Beitrag von Heruwath »

Sir Richfield hat geschrieben:
Blue Byte habe die "Profit/Loss-Verantwortung" für Anno 2070 und müsse sicherstellen, dass das in Zusammenarbeit mit "unserem Premiumpartner" Related Designs entwickelte Spiel auch profitabel ist. Alles andere würden sich negativ in der Bilanz der Ubisoft-Tochter niederschlagen.
Ubi-Launcher, DLC, Online-Pass??? *g*

Wenn sowas die Einleitung zu einem Bericht über ein Spiel ist, mir als Spieler wird übel.
Das ist der Grund warum Spiele entwickelt werden. Dir als Spieler wird übel, wenn du daran denkst, dass ein Spiel profitabel sein muss, dann hast du dir ein falsches Hobby ausgesucht ;-)

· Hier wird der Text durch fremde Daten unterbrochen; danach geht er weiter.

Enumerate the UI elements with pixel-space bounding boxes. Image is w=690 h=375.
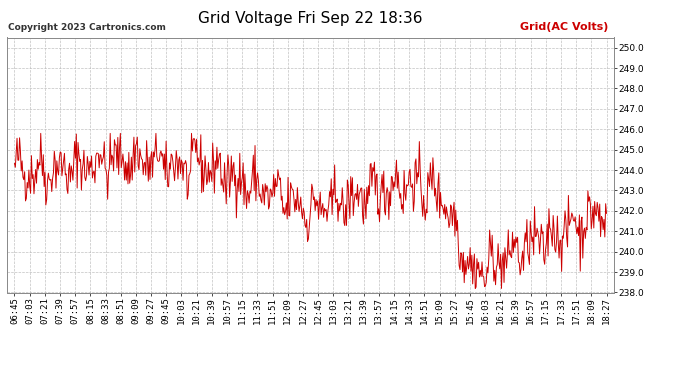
Text: Grid Voltage Fri Sep 22 18:36: Grid Voltage Fri Sep 22 18:36 — [198, 11, 423, 26]
Text: Copyright 2023 Cartronics.com: Copyright 2023 Cartronics.com — [8, 23, 166, 32]
Text: Grid(AC Volts): Grid(AC Volts) — [520, 22, 608, 32]
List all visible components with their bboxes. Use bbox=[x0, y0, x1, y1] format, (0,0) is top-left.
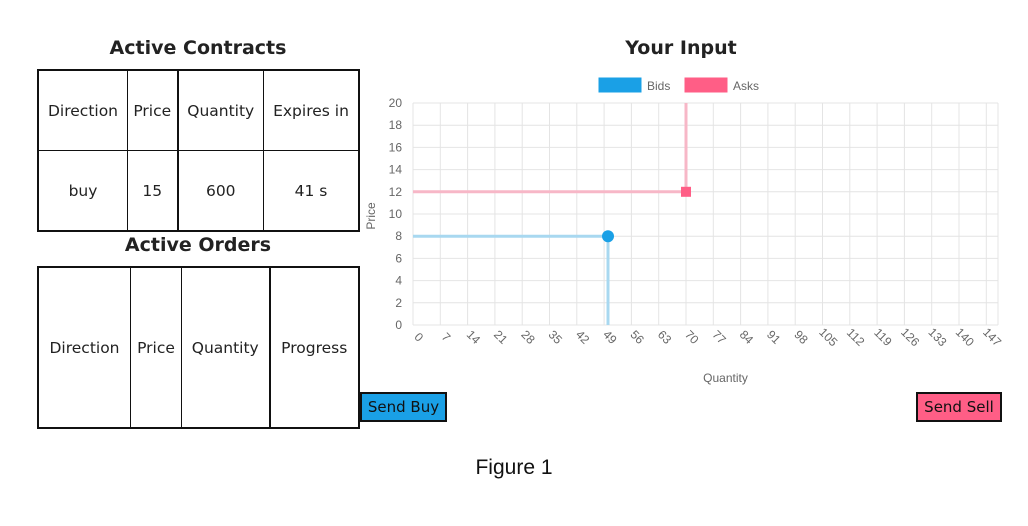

Ich frage mich auch ob einem als Spieler nicht noch übler wird, wenn ein Spiel, welches man mag, nicht profitabel ist und dadurch jeglicher Nachfolger eingestellt wird? Ich denke, wenn die Publisher nicht so denken würden, dann hätten wir gamer bald keine Spiele zum spielen.
Change it! Love it! or Leave it!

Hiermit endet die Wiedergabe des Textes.